O homem, portanto, contrariamente ao que imaginara toda a tradição, não é uma substancia composta de
duas outras, mas é um modo singular finito da Substancia, isto é, efeito imanente da atividade dos
atributos substanciais. [...] O que é o corpo humano? Um modo finito do atributo Extensão, isto é, um
indivíduo extremamente complexo constituído por uma diversidade e pluralidade de corpúsculos duros,
moles e fluidos relacionados entre si pela harmonia e equilíbrio de suas proporções de movimento e
repouso. É uma unidade estruturada: não é um agregado de partes, mas unidade de conjunto e equilíbrio
de ações internas interligadas de órgãos, portanto é um individuo.
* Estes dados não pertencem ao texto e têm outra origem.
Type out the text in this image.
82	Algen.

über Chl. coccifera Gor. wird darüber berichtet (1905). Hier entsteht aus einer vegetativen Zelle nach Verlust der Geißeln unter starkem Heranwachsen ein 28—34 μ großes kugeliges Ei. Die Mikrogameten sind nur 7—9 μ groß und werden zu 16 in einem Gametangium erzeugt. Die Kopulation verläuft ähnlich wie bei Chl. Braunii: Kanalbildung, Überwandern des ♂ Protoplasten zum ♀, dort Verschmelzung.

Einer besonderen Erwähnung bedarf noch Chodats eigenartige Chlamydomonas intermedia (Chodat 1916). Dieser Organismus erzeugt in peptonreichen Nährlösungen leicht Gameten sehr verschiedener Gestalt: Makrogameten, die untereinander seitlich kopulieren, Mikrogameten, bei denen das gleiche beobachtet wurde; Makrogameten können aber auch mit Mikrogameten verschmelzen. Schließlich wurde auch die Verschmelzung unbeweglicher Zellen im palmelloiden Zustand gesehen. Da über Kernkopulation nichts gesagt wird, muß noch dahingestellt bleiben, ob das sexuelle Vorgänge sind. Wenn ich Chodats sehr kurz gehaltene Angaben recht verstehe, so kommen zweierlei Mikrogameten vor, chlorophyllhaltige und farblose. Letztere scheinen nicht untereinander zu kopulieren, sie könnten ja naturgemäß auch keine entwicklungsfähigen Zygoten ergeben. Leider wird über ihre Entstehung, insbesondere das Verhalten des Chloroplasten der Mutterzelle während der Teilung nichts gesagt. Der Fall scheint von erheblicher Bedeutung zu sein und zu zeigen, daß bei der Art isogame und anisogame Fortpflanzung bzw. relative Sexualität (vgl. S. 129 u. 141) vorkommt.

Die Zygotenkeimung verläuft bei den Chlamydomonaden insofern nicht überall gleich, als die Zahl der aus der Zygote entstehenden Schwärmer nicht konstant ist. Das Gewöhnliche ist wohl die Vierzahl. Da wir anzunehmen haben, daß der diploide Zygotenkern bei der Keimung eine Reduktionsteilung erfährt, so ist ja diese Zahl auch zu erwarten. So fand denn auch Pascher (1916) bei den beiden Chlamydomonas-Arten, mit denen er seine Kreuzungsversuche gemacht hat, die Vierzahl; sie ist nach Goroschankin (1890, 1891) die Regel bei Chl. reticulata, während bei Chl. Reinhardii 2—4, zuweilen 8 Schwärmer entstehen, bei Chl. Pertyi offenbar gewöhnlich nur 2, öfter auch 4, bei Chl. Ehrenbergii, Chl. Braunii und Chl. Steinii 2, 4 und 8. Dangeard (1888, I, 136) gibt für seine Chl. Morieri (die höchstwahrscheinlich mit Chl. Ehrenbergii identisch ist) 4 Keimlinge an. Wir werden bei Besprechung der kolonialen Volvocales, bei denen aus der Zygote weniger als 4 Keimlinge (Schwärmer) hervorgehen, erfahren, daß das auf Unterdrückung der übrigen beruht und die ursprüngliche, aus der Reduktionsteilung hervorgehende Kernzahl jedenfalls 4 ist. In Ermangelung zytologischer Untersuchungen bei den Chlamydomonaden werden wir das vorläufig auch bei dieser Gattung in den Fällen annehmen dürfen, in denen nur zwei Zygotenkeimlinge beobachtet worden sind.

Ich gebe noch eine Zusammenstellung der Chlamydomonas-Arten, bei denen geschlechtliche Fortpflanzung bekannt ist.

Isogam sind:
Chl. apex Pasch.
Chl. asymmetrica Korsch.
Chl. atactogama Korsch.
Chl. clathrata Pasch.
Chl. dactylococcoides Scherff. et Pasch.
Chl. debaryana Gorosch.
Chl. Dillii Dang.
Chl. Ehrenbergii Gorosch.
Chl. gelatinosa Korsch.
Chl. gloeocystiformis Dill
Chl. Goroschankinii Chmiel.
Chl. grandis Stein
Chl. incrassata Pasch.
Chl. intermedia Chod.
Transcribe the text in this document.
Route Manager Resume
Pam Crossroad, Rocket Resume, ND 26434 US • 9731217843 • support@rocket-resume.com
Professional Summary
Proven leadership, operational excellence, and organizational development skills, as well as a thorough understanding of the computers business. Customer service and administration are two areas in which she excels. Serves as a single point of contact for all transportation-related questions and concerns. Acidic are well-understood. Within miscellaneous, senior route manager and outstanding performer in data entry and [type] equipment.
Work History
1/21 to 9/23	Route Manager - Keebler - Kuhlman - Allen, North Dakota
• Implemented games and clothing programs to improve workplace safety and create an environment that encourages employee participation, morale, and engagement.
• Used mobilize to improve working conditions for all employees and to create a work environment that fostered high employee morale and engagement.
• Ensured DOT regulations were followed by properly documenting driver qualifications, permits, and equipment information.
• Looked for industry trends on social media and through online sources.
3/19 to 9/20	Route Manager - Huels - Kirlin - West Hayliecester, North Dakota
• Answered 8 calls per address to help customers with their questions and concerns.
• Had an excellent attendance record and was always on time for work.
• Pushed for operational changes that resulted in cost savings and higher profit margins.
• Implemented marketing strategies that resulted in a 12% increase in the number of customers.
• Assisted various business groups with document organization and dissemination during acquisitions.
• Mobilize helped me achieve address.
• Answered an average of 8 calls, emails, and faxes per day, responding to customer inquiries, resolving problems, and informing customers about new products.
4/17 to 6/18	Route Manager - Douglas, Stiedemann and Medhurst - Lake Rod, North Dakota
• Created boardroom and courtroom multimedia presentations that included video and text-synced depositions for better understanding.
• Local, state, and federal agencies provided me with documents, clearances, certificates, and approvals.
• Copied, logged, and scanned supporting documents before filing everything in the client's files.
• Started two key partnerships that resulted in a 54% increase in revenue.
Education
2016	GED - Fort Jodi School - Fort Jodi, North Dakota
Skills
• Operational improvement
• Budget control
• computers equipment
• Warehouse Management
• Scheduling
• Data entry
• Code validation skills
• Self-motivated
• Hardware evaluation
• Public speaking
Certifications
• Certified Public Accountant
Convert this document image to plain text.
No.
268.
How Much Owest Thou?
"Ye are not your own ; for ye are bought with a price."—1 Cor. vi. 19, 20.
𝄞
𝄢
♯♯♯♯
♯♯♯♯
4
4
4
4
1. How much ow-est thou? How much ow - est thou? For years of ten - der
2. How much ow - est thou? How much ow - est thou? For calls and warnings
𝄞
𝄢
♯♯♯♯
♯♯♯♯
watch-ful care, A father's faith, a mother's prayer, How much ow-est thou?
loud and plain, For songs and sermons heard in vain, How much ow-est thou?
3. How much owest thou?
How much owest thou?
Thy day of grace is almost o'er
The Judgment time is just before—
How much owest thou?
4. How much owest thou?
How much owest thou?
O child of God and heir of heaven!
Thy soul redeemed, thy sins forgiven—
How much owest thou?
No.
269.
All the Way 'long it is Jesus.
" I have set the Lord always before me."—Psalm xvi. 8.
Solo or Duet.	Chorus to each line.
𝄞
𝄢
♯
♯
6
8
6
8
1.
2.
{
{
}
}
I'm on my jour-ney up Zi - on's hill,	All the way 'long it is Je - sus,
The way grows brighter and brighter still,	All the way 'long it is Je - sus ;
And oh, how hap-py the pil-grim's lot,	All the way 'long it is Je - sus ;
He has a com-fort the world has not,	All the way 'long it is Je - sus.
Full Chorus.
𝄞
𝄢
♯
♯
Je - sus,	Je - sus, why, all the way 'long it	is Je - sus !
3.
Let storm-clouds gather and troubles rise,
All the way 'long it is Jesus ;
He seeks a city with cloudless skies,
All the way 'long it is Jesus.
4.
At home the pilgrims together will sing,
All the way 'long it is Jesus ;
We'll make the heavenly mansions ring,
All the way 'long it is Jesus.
O corpo é relacional: é constituído por relações internas entre seus órgãos, por relações externas com
outros corpos e por afecções, isto é, pela capacidade de afetar outros corpos e ser por eles afetado sem se
destruir, regenerando-se com eles e os regenerando. O corpo, sistema complexo de movimentos internos e
externos, pressupõe e põe a intercorporeidade como originária. (p.54)

“A alma humana é apta a perceber um grande número de coisas e é tanto mais apta quanto mais seu corpo
estiver disposto de um grande numero de maneiras”. (p.59)

Imaginar não é uma atividade da alma, mas do corpo. Afetando outros corpos e sendo por eles afetado de
inúmeras maneiras, o corpo cria imagens de si a partir do modo como é afetado pelos demais corpos”.
(p.61)

[...] o corpo, além de imaginante, é memorioso, fazendo com que nossa alma tome como presentes
imagens do que está ausente e com elas represente o tempo, isto é, sequencias associativas e
generalizadoras de imagens instantâneas gravadas em nossa carne. (...) a imagem, presente ou passada,
não é verdadeira nem falsa: é uma vivencia corporal. (p.62)

O interesse do corpo e da alma é a existência e tudo quanto contribua para mantê-la. (...) Os seres são
indivíduos quando possuem conatus, isto é, quando possuem uma força interna para permanecer na
existência conservando seu estado. (p.63)

Deixar-se habitar pela exterioridade é alienação.